Pergunta – Portanto, o negócio da venda a TOTAL das participações no Blocos 20 e 21 foi um mau negócio?

Resposta – Para a TOTAL, foi um grande negócio. Se calhar o melhor negócio feito por eles em Angola: compraram dois blocos com sete descobertas comerciais contendo pelo menos três mil milhões de barris por pouco mais de 750 milhões de dólares. Por outras palavras, pagaram mais ou menos vinte e cinco cêntimos por barril dum petróleo que, colocado hoje no mercado, valeria 42 dólares. Para Angola, foi um péssimo negócio. A esse negócio eu chamo de traição à pátria.

Pergunta – Voltando à privatização da Sonangol, é necessário que se faça um bom negócio.
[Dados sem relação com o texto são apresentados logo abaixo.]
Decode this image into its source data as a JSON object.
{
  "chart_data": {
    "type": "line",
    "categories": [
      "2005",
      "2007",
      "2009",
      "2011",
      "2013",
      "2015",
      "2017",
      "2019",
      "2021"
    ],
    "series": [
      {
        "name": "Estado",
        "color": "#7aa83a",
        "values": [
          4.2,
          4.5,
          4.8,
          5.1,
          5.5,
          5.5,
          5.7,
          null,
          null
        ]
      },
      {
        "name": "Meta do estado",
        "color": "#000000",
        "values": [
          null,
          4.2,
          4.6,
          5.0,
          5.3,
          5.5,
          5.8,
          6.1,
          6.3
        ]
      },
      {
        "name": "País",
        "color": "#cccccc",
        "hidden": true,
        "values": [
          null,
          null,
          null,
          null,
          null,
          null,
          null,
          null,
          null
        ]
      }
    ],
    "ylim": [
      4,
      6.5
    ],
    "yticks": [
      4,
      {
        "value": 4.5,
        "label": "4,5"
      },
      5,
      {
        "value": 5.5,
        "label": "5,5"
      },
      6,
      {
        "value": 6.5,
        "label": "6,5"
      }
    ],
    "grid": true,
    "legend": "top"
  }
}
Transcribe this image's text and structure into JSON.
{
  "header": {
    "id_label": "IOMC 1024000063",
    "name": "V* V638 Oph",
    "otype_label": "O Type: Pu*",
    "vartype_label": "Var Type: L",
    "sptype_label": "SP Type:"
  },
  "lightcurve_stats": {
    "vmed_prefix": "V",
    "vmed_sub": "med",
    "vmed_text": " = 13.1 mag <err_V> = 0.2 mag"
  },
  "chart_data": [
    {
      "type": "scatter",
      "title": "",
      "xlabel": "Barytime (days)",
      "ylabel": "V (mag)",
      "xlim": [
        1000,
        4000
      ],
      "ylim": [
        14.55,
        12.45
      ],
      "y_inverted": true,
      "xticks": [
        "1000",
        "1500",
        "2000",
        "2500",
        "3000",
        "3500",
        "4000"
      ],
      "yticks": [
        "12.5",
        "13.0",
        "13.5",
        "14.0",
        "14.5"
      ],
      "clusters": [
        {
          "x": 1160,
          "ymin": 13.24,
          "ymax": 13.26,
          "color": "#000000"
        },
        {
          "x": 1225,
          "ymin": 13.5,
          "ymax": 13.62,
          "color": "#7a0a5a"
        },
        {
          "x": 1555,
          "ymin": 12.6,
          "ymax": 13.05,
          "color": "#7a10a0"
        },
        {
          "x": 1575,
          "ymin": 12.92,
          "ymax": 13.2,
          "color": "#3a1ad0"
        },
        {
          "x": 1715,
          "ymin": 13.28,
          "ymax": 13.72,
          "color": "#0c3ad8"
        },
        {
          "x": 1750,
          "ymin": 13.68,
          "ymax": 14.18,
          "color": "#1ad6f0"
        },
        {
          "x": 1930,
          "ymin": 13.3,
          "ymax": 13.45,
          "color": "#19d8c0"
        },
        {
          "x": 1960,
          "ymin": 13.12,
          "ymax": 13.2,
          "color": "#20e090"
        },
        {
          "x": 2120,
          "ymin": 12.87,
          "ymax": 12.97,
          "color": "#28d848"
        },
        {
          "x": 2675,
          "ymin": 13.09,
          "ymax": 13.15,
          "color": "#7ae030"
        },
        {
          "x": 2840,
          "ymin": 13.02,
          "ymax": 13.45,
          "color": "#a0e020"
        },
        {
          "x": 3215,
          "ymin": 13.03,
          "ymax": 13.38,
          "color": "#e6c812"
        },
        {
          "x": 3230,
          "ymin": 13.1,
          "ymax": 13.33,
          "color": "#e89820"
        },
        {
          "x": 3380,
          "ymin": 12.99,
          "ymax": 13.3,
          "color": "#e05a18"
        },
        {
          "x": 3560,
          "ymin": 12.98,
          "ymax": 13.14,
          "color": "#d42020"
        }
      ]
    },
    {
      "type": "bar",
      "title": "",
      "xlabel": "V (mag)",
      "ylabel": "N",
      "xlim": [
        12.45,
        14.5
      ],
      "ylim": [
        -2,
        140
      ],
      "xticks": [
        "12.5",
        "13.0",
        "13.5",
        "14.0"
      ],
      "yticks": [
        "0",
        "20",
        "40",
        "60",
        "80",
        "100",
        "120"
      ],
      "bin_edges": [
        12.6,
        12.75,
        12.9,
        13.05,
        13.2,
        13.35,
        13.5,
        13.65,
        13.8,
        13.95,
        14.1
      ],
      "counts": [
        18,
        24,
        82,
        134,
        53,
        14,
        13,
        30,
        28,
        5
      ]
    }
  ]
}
Como o faria?

Resposta – Podemos partir a procura duma multinacional para ficar com a companhia. Porém, neste momento, quem estaria interessado a pagar o preço justo da companhia? Angola está mal de reputação e tem dificuldade em atrair investidores ocidentais de qualidade. Para além disso, irmos de encontro aos apetites sanguinolentos do capitalismo, quem mostrar interesse querer ficar com a companhia por ‘peanuts’. E não é isso o que nos interessa.

Assim sendo, eu sou de opinião que a empresa deve ser colocada numa bolsa de valores. E, se vamos ter que gemer com a dificuldade de vender pelo preço certo, então entraríamos num negócio muito mais alargado. É altura de darmos corpo à Bodiva.

Pergunta – Porém, a BODIVA não transacciona acções de empresas…

Resposta – A Bodiva encontra-se na sua fase inicial e de estabelecimento. A nossa bolsa ainda está a procura de uma direcção e do caminho a seguir. Daí eu ver vantagens em listar a Sonangol na Bodiva e ser colocada à disposição do mundo investidor.

Pergunta – Como é que isso funcionaria, se os angolanos não têm dinheiro?

Resposta – Os angolanos não têm dinheiro, mas há alguns angolanos e instituições com dinheiro e que, certamente, precisam de onde investir os seus recursos até para a sua sobrevivência. Para além disso, a Bodiva poder-se-á fazer listar numa outra bolsa de valores e, com uma equipa de correctores internacionais, acredito que é não só possível, mas possível.

A alternativa é listar a companhia directamente num mercado no exterior do país. Acredito que haja apetite para uma companhia com as reservas da Sonangol em Singapura, Hong Kong, Tóquio e Londres.

Pergunta – Colocando a empresa numa bolsa de valores, o Governo angolano perde o controlo da empresa e, se calhar, isso não é conveniente para o país…

Resposta – De que vale o controlo duma empresa que pouco mais faz do que alimentar a corrupção no país? Será possível acabar com a corrupção na Sonangol? A venda das participações dos Blocos 20 e 21 não será mais uma página triste deste historial de corrupção?

A Sonangol, deixando de ser uma empresa estatal, vai ter que ser gerida para dar lucros aos accionistas. Ponto final. Para tal, os accionistas imporão uma gestão firme, objectiva e muito mais honesta. Com uma empresa a dar lucros, toda a gente ganha. E Angola ganharia os impostos sobre a produção, bem como sobre os lucros duma empresa a operar no positivo.

Nesse processo de privatização, o Governo poderá reter uma parcela significativa da empresa, sem, no entanto, gerir a empresa. Poderá ainda alocar a presença de interesses nacionais tais como companhias de seguros, fundos de pensões e quaisquer cidadãos nacionais interessados em adquirir acções da sua companhia. A Sonangol continuará a ser uma empresa angolana, só que o seu dono já não será o Governo angolano.

Só assim, iremos corrigir o que está mal e melhorar o que está bem. E quem ganhará é o povo. O futuro promete.